Junior Patrons Circle with artist Megan Wilson

· Friday, Jan. 16, 6-8 p.m. The Center, Ketchum.

· Member sign-up.

"Move Beyond Green in Your Home" with Dale and Peggy Bates

· Thursday, Jan. 22, 7 p.m. The Center, Ketchum.

· Free.

"Exploring Contemporary Feminism" with Amy Richards

· Wednesday, Feb. 18, 7 p.m. The Center, Ketchum

· Free.

"Getting Green Done" with Auden Schendler

·Thursday, Feb. 19, 6 p.m. Community Library, Ketchum.

· Free.

Teen Workshop: "Introduction to Interior Design" with Abbey Christensen

· Saturday, Feb. 14, 10 a.m.-4p.m. The Center, Hailey.

· $10 fee, pre-registration required.

"(Be it) Ever Evolving, There is No Place Like Home" with Alex Taylor, Domestic Life One Night Workshop Series

· Tuesday, Jan. 27, 5:30--7:30 p.m. The Center, Hailey.

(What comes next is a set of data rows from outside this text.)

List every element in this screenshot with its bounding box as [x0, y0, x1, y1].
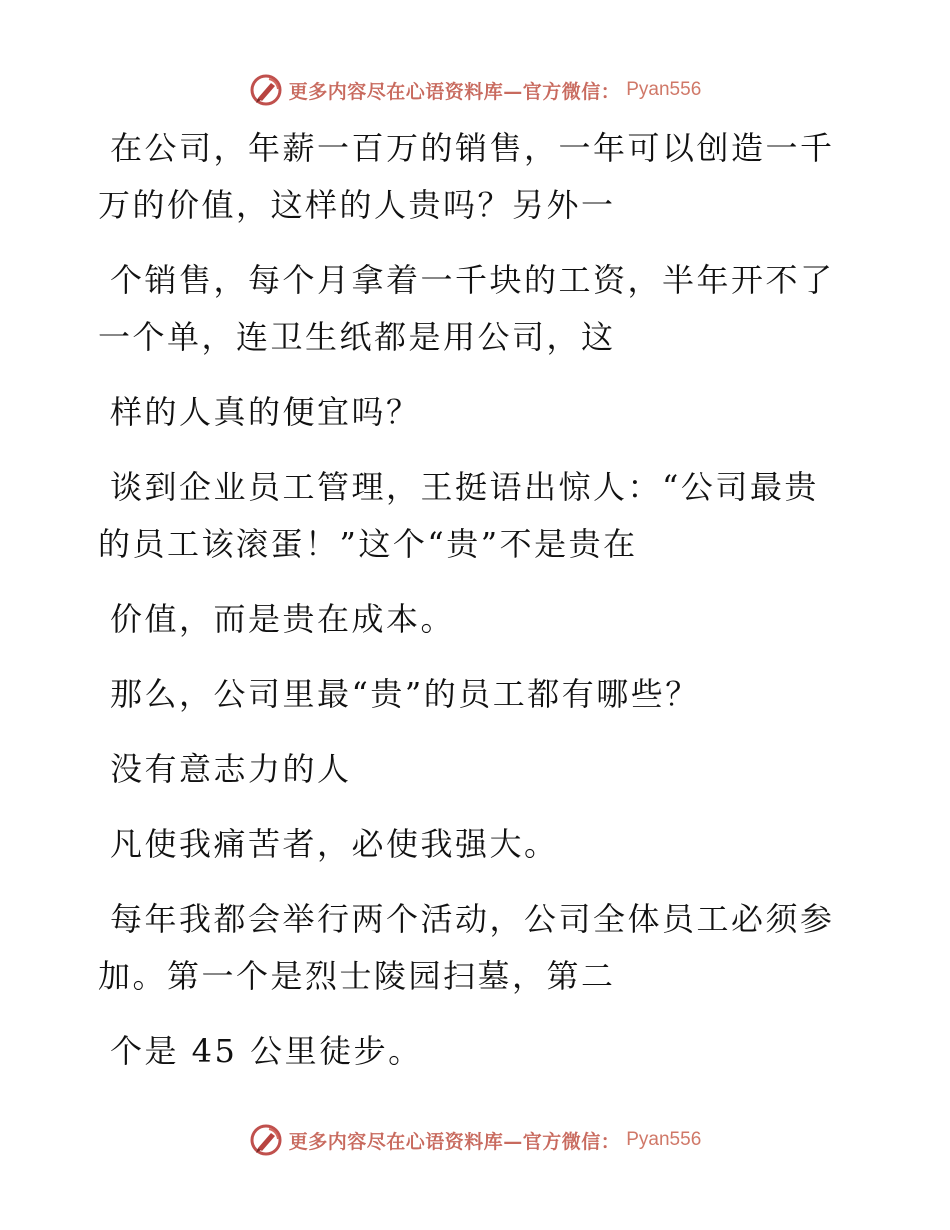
paragraph-line: 一个单，连卫生纸都是用公司，这	[98, 318, 616, 356]
paragraph-line: 个销售，每个月拿着一千块的工资，半年开不了	[110, 261, 835, 299]
paragraph-line: 在公司，年薪一百万的销售，一年可以创造一千	[110, 129, 835, 167]
watermark-wechat-id: Pyan556	[626, 1129, 702, 1150]
paragraph-line: 加。第一个是烈士陵园扫墓，第二	[98, 957, 616, 995]
paragraph-line: 那么，公司里最“贵”的员工都有哪些？	[110, 675, 700, 713]
paragraph-line: 个是 45 公里徒步。	[110, 1032, 423, 1070]
header-watermark	[0, 70, 950, 110]
section-heading: 没有意志力的人	[110, 750, 352, 788]
paragraph-line: 样的人真的便宜吗？	[110, 393, 421, 431]
paragraph-line: 每年我都会举行两个活动，公司全体员工必须参	[110, 900, 835, 938]
pen-logo-icon	[249, 73, 283, 107]
paragraph-line: 的员工该滚蛋！”这个“贵”不是贵在	[98, 525, 638, 563]
pen-logo-icon	[249, 1123, 283, 1157]
paragraph-line: 谈到企业员工管理，王挺语出惊人：“公司最贵	[110, 468, 819, 506]
paragraph-line: 凡使我痛苦者，必使我强大。	[110, 825, 559, 863]
watermark-wechat-id: Pyan556	[626, 79, 702, 100]
watermark-text: 更多内容尽在心语资料库—官方微信：	[288, 1130, 621, 1153]
paragraph-line: 价值，而是贵在成本。	[110, 600, 456, 638]
footer-watermark	[0, 1120, 950, 1160]
watermark-text: 更多内容尽在心语资料库—官方微信：	[288, 80, 621, 103]
paragraph-line: 万的价值，这样的人贵吗？另外一	[98, 186, 616, 224]
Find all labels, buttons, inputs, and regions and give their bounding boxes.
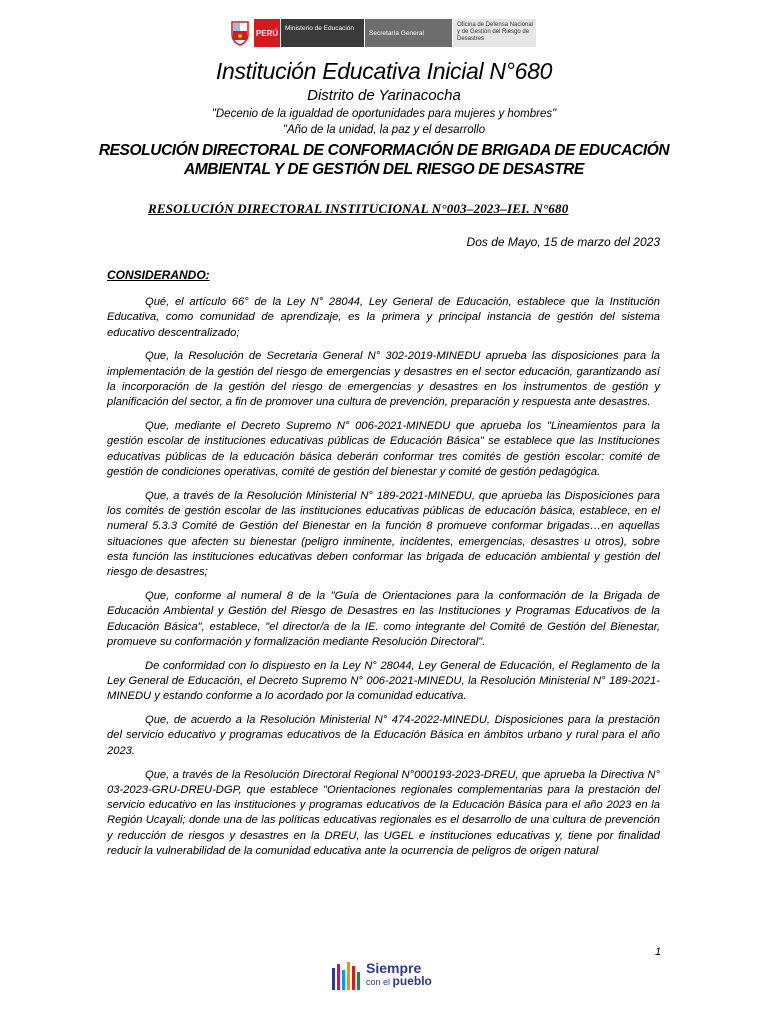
decenio-motto: "Decenio de la igualdad de oportunidades para mujeres y hombres" (211, 108, 557, 120)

· $30 members and $35 non-members, Subscriber package—$55 members and $65 non-members

"Creating a Home for Conscious Living" with Dale and Peggy Bates

· Tuesday, Feb. 10, 5:30--7:30 p.m. The Center, Ketchum.

· Free.

"Domestic Life" Family Day

· Saturday, Jan. 24, 3-5 p.m. The Center, Ketchum.

· Free.

Gallery Tour

· Thursday, Jan. 29, 5:30 p.m.

Gallery Walk

· Friday, Feb. 13, 5:30-6:30 p.m.

· Friday, March 6, 5:30-6:30 p.m.

Gallery hours are 9 a.m. to 5 p.m. Monday through Friday and Saturdays from 11a.m. to 5 p.m. during February and March. Admission is free and exhibition tours are given every Tuesday at 2 p.m. or by appointment.